Conn also pointed out that even if Fackler had more medical expertise than McCarthy, he had not spent the time that McCarthy had on the case. Conn pressed the point by asking Fackler about every wound described in the autopsy reports. Conn was able to trip up Fackler on numerous points, showing that the witness did not know the case as well as McCarthy.

NOVEMBER 22
The jury heard for the first time the defense version of what happened on the night that Lyle and Erik Menendez shot their parents.

During redirect examination of ballistics expert Martin Fackler, defense attorney Leslie Abramson presented this scenario:

She told Fackler to assume that when Lyle and Erik Menendez entered the living room, their parents were standing in front of the couch, facing them. Erik moved straight ahead, shooting randomly at his parents as he moved. Lyle was on his brother's right side. He entered the room and turned to his right, firing as he moved. The brothers shot at Jose Menendez from the right side, hitting him in the right and left arms. Then, while he was standing, he was shot in the knee. At some point, Lyle fired a contact shot to his father's head. Jose Menendez's body turned slightly and he collapsed on the couch with his feet crossed. Abramson did not elaborate on the shooting of Kitty Menendez but said she was standing when most of the shots were fired.

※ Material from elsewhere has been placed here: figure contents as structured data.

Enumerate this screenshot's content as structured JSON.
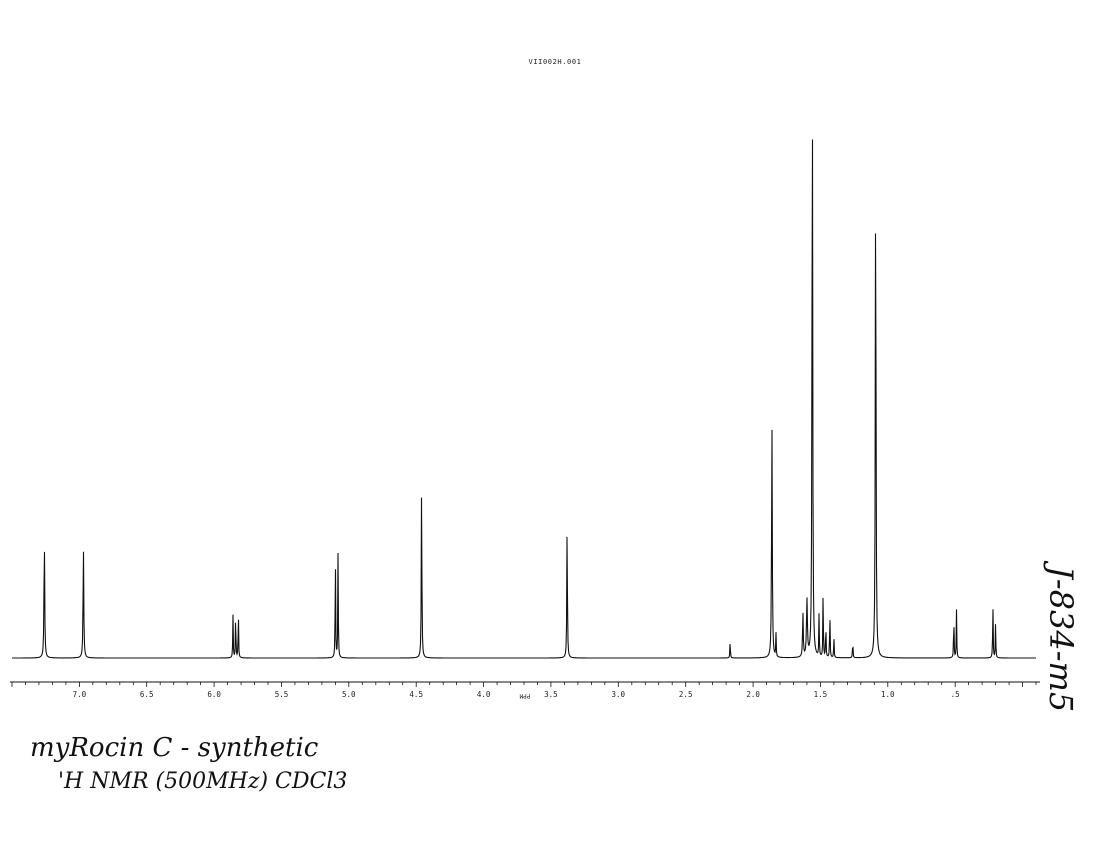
{
  "filename": "VII002H.001",
  "notes": {
    "line1": "myRocin C - synthetic",
    "line2": "'H NMR (500MHz) CDCl3",
    "side": "J-834-m5"
  },
  "chart_data": {
    "type": "line",
    "title": "VII002H.001",
    "xlabel": "PPM",
    "ylabel": "",
    "xlim": [
      7.5,
      -0.1
    ],
    "x_reversed": true,
    "ticks": [
      7.0,
      6.5,
      6.0,
      5.5,
      5.0,
      4.5,
      4.0,
      3.5,
      3.0,
      2.5,
      2.0,
      1.5,
      1.0,
      0.5
    ],
    "tick_labels": [
      "7.0",
      "6.5",
      "6.0",
      "5.5",
      "5.0",
      "4.5",
      "4.0",
      "3.5",
      "3.0",
      "2.5",
      "2.0",
      "1.5",
      "1.0",
      ".5"
    ],
    "grid": false,
    "peaks": [
      {
        "ppm": 7.26,
        "intensity": 0.205,
        "width": 0.006
      },
      {
        "ppm": 6.97,
        "intensity": 0.185,
        "width": 0.006
      },
      {
        "ppm": 5.86,
        "intensity": 0.072,
        "width": 0.004
      },
      {
        "ppm": 5.84,
        "intensity": 0.078,
        "width": 0.004
      },
      {
        "ppm": 5.82,
        "intensity": 0.08,
        "width": 0.004
      },
      {
        "ppm": 5.1,
        "intensity": 0.18,
        "width": 0.004
      },
      {
        "ppm": 5.08,
        "intensity": 0.182,
        "width": 0.004
      },
      {
        "ppm": 4.46,
        "intensity": 0.29,
        "width": 0.005
      },
      {
        "ppm": 3.38,
        "intensity": 0.225,
        "width": 0.005
      },
      {
        "ppm": 2.17,
        "intensity": 0.03,
        "width": 0.004
      },
      {
        "ppm": 1.86,
        "intensity": 0.395,
        "width": 0.006
      },
      {
        "ppm": 1.83,
        "intensity": 0.04,
        "width": 0.004
      },
      {
        "ppm": 1.63,
        "intensity": 0.075,
        "width": 0.006
      },
      {
        "ppm": 1.6,
        "intensity": 0.095,
        "width": 0.008
      },
      {
        "ppm": 1.56,
        "intensity": 1.0,
        "width": 0.006
      },
      {
        "ppm": 1.51,
        "intensity": 0.075,
        "width": 0.004
      },
      {
        "ppm": 1.48,
        "intensity": 0.115,
        "width": 0.004
      },
      {
        "ppm": 1.46,
        "intensity": 0.06,
        "width": 0.004
      },
      {
        "ppm": 1.43,
        "intensity": 0.08,
        "width": 0.004
      },
      {
        "ppm": 1.4,
        "intensity": 0.035,
        "width": 0.004
      },
      {
        "ppm": 1.26,
        "intensity": 0.03,
        "width": 0.004
      },
      {
        "ppm": 1.09,
        "intensity": 0.82,
        "width": 0.006
      },
      {
        "ppm": 0.51,
        "intensity": 0.075,
        "width": 0.004
      },
      {
        "ppm": 0.49,
        "intensity": 0.08,
        "width": 0.004
      },
      {
        "ppm": 0.22,
        "intensity": 0.095,
        "width": 0.004
      },
      {
        "ppm": 0.2,
        "intensity": 0.06,
        "width": 0.004
      }
    ]
  }
}
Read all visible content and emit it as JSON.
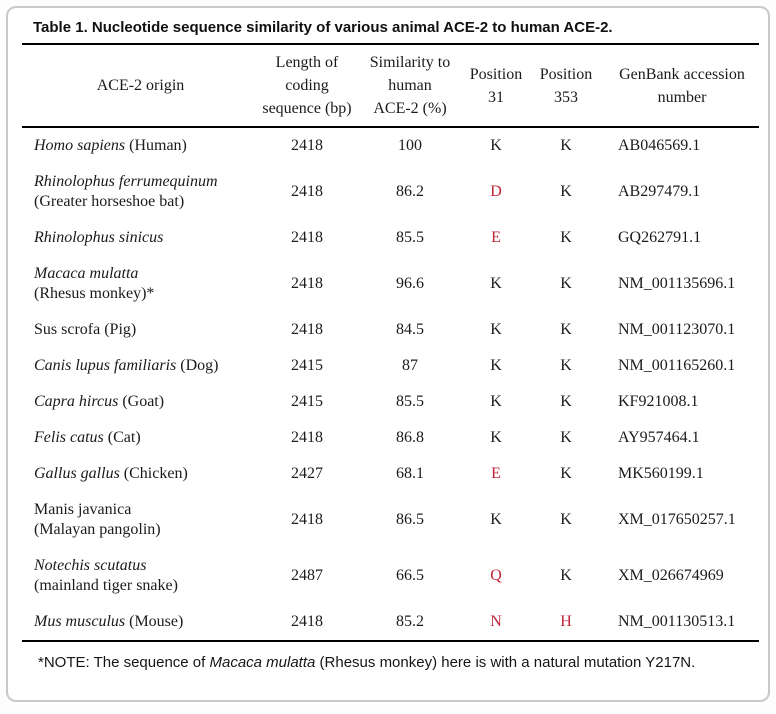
{
  "title": "Table 1. Nucleotide sequence similarity of various animal ACE-2 to human ACE-2.",
  "colors": {
    "red": "#c02538",
    "frame_border": "#c9c9c9",
    "rule": "#000000"
  },
  "table": {
    "columns": [
      {
        "label": "ACE-2 origin"
      },
      {
        "label": "Length of\ncoding\nsequence (bp)"
      },
      {
        "label": "Similarity to\nhuman\nACE-2 (%)"
      },
      {
        "label": "Position\n31"
      },
      {
        "label": "Position\n353"
      },
      {
        "label": "GenBank accession\nnumber"
      }
    ],
    "rows": [
      {
        "origin_segments": [
          {
            "text": "Homo sapiens",
            "italic": true
          },
          {
            "text": " (Human)",
            "italic": false
          }
        ],
        "origin_line2": "",
        "length_bp": "2418",
        "similarity_pct": "100",
        "position_31": {
          "text": "K",
          "red": false
        },
        "position_353": {
          "text": "K",
          "red": false
        },
        "genbank": "AB046569.1"
      },
      {
        "origin_segments": [
          {
            "text": "Rhinolophus ferrumequinum",
            "italic": true
          }
        ],
        "origin_line2": "(Greater horseshoe bat)",
        "length_bp": "2418",
        "similarity_pct": "86.2",
        "position_31": {
          "text": "D",
          "red": true
        },
        "position_353": {
          "text": "K",
          "red": false
        },
        "genbank": "AB297479.1"
      },
      {
        "origin_segments": [
          {
            "text": "Rhinolophus sinicus",
            "italic": true
          }
        ],
        "origin_line2": "",
        "length_bp": "2418",
        "similarity_pct": "85.5",
        "position_31": {
          "text": "E",
          "red": true
        },
        "position_353": {
          "text": "K",
          "red": false
        },
        "genbank": "GQ262791.1"
      },
      {
        "origin_segments": [
          {
            "text": "Macaca mulatta",
            "italic": true
          }
        ],
        "origin_line2": "(Rhesus monkey)*",
        "length_bp": "2418",
        "similarity_pct": "96.6",
        "position_31": {
          "text": "K",
          "red": false
        },
        "position_353": {
          "text": "K",
          "red": false
        },
        "genbank": "NM_001135696.1"
      },
      {
        "origin_segments": [
          {
            "text": "Sus scrofa (Pig)",
            "italic": false
          }
        ],
        "origin_line2": "",
        "length_bp": "2418",
        "similarity_pct": "84.5",
        "position_31": {
          "text": "K",
          "red": false
        },
        "position_353": {
          "text": "K",
          "red": false
        },
        "genbank": "NM_001123070.1"
      },
      {
        "origin_segments": [
          {
            "text": "Canis lupus familiaris",
            "italic": true
          },
          {
            "text": " (Dog)",
            "italic": false
          }
        ],
        "origin_line2": "",
        "length_bp": "2415",
        "similarity_pct": "87",
        "position_31": {
          "text": "K",
          "red": false
        },
        "position_353": {
          "text": "K",
          "red": false
        },
        "genbank": "NM_001165260.1"
      },
      {
        "origin_segments": [
          {
            "text": "Capra hircus",
            "italic": true
          },
          {
            "text": " (Goat)",
            "italic": false
          }
        ],
        "origin_line2": "",
        "length_bp": "2415",
        "similarity_pct": "85.5",
        "position_31": {
          "text": "K",
          "red": false
        },
        "position_353": {
          "text": "K",
          "red": false
        },
        "genbank": "KF921008.1"
      },
      {
        "origin_segments": [
          {
            "text": "Felis catus",
            "italic": true
          },
          {
            "text": " (Cat)",
            "italic": false
          }
        ],
        "origin_line2": "",
        "length_bp": "2418",
        "similarity_pct": "86.8",
        "position_31": {
          "text": "K",
          "red": false
        },
        "position_353": {
          "text": "K",
          "red": false
        },
        "genbank": "AY957464.1"
      },
      {
        "origin_segments": [
          {
            "text": "Gallus gallus",
            "italic": true
          },
          {
            "text": " (Chicken)",
            "italic": false
          }
        ],
        "origin_line2": "",
        "length_bp": "2427",
        "similarity_pct": "68.1",
        "position_31": {
          "text": "E",
          "red": true
        },
        "position_353": {
          "text": "K",
          "red": false
        },
        "genbank": "MK560199.1"
      },
      {
        "origin_segments": [
          {
            "text": "Manis javanica",
            "italic": false
          }
        ],
        "origin_line2": "(Malayan pangolin)",
        "length_bp": "2418",
        "similarity_pct": "86.5",
        "position_31": {
          "text": "K",
          "red": false
        },
        "position_353": {
          "text": "K",
          "red": false
        },
        "genbank": "XM_017650257.1"
      },
      {
        "origin_segments": [
          {
            "text": "Notechis scutatus",
            "italic": true
          }
        ],
        "origin_line2": "(mainland tiger snake)",
        "length_bp": "2487",
        "similarity_pct": "66.5",
        "position_31": {
          "text": "Q",
          "red": true
        },
        "position_353": {
          "text": "K",
          "red": false
        },
        "genbank": "XM_026674969"
      },
      {
        "origin_segments": [
          {
            "text": "Mus musculus",
            "italic": true
          },
          {
            "text": " (Mouse)",
            "italic": false
          }
        ],
        "origin_line2": "",
        "length_bp": "2418",
        "similarity_pct": "85.2",
        "position_31": {
          "text": "N",
          "red": true
        },
        "position_353": {
          "text": "H",
          "red": true
        },
        "genbank": "NM_001130513.1"
      }
    ]
  },
  "note": {
    "segments": [
      {
        "text": "*NOTE: The sequence of ",
        "italic": false
      },
      {
        "text": "Macaca mulatta",
        "italic": true
      },
      {
        "text": " (Rhesus monkey) here is with a natural mutation Y217N.",
        "italic": false
      }
    ]
  }
}
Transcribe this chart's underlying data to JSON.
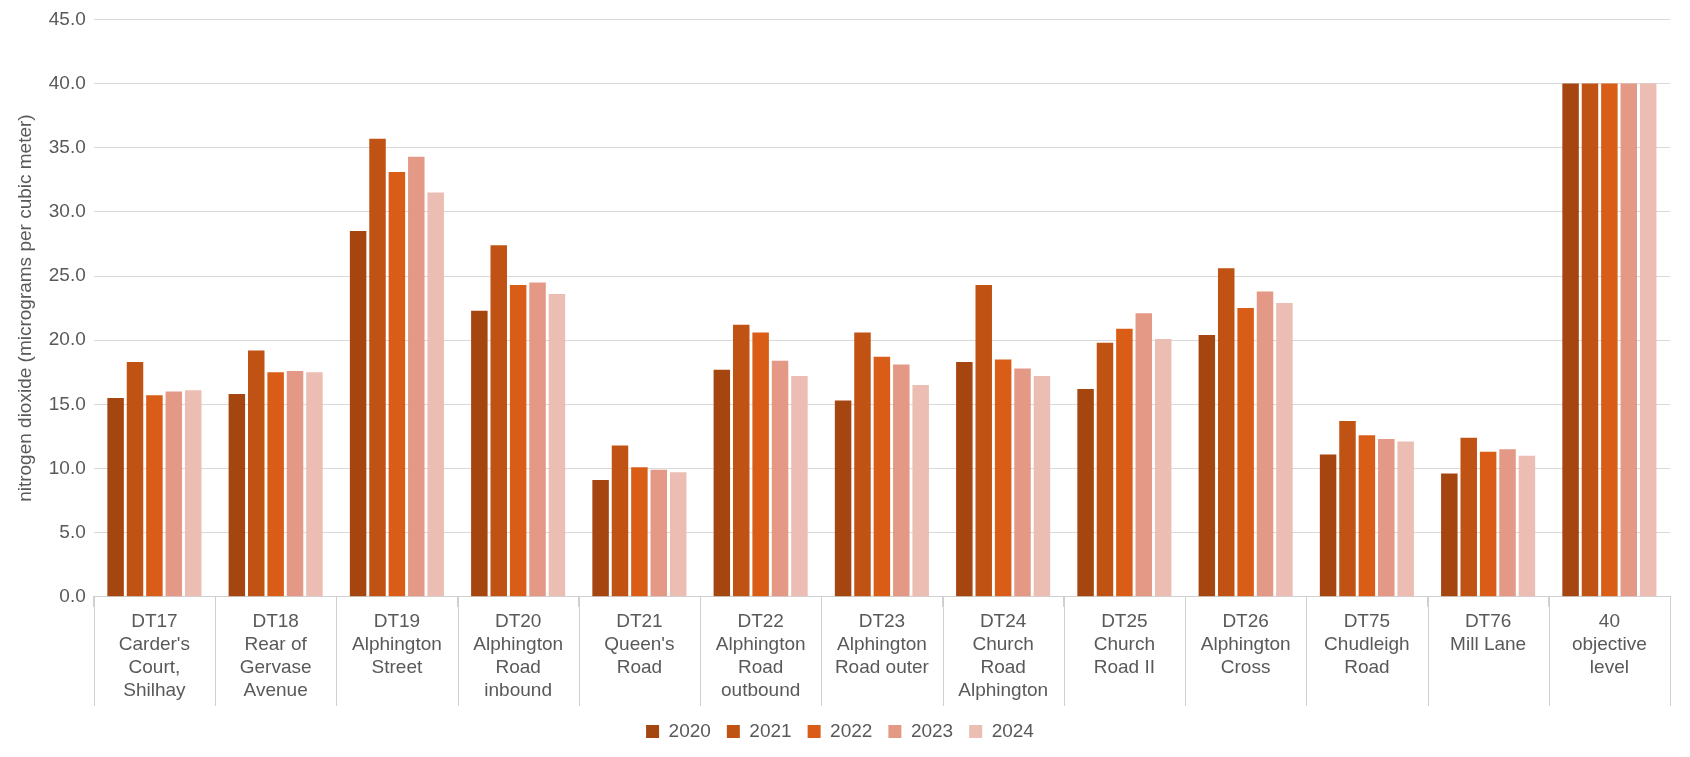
{
  "chart_data": {
    "type": "bar",
    "ylabel": "nitrogen dioxide (micrograms per cubic meter)",
    "categories": [
      "DT17\nCarder's Court, Shilhay",
      "DT18\nRear of Gervase Avenue",
      "DT19\nAlphington Street",
      "DT20\nAlphington Road inbound",
      "DT21\nQueen's Road",
      "DT22\nAlphington Road outbound",
      "DT23\nAlphington Road outer",
      "DT24\nChurch Road Alphington",
      "DT25\nChurch Road II",
      "DT26\nAlphington Cross",
      "DT75\nChudleigh Road",
      "DT76\nMill Lane",
      "40\nobjective level"
    ],
    "series": [
      {
        "name": "2020",
        "color": "#a5450f",
        "values": [
          15.5,
          15.8,
          28.5,
          22.3,
          9.1,
          17.7,
          15.3,
          18.3,
          16.2,
          20.4,
          11.1,
          9.6,
          40
        ]
      },
      {
        "name": "2021",
        "color": "#c05314",
        "values": [
          18.3,
          19.2,
          35.7,
          27.4,
          11.8,
          21.2,
          20.6,
          24.3,
          19.8,
          25.6,
          13.7,
          12.4,
          40
        ]
      },
      {
        "name": "2022",
        "color": "#d95d17",
        "values": [
          15.7,
          17.5,
          33.1,
          24.3,
          10.1,
          20.6,
          18.7,
          18.5,
          20.9,
          22.5,
          12.6,
          11.3,
          40
        ]
      },
      {
        "name": "2023",
        "color": "#e39985",
        "values": [
          16.0,
          17.6,
          34.3,
          24.5,
          9.9,
          18.4,
          18.1,
          17.8,
          22.1,
          23.8,
          12.3,
          11.5,
          40
        ]
      },
      {
        "name": "2024",
        "color": "#ecbdb2",
        "values": [
          16.1,
          17.5,
          31.5,
          23.6,
          9.7,
          17.2,
          16.5,
          17.2,
          20.1,
          22.9,
          12.1,
          11.0,
          40
        ]
      }
    ],
    "ylim": [
      0,
      45
    ],
    "yticks": [
      {
        "value": 0,
        "label": "0.0"
      },
      {
        "value": 5,
        "label": "5.0"
      },
      {
        "value": 10,
        "label": "10.0"
      },
      {
        "value": 15,
        "label": "15.0"
      },
      {
        "value": 20,
        "label": "20.0"
      },
      {
        "value": 25,
        "label": "25.0"
      },
      {
        "value": 30,
        "label": "30.0"
      },
      {
        "value": 35,
        "label": "35.0"
      },
      {
        "value": 40,
        "label": "40.0"
      },
      {
        "value": 45,
        "label": "45.0"
      }
    ],
    "grid": "y",
    "legend": "bottom"
  }
}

After posing the hypothetical, Abramson asked Fackler when the medical and physical evidence at the crime scene supported this version of events. Fackler said it did.

The defense scenario differs sharply from the prosecution's theory that the brothers' methodically shot their parents in the den of the family's Beverly Hills home.

During cross-examination, Deputy District Attorney David Conn suggested to Fackler that it did not make sense that Jose Menendez was standing in front of the couch when he was shot in the back of the right arm, the left leg, and the left elbow before collapsing on the couch in a sitting position.

"Is it your belief he walked over to the couch and sat down?" Conn asked.

"He staggered, walked, rotated, turned. He got there, somehow," Fackler replied.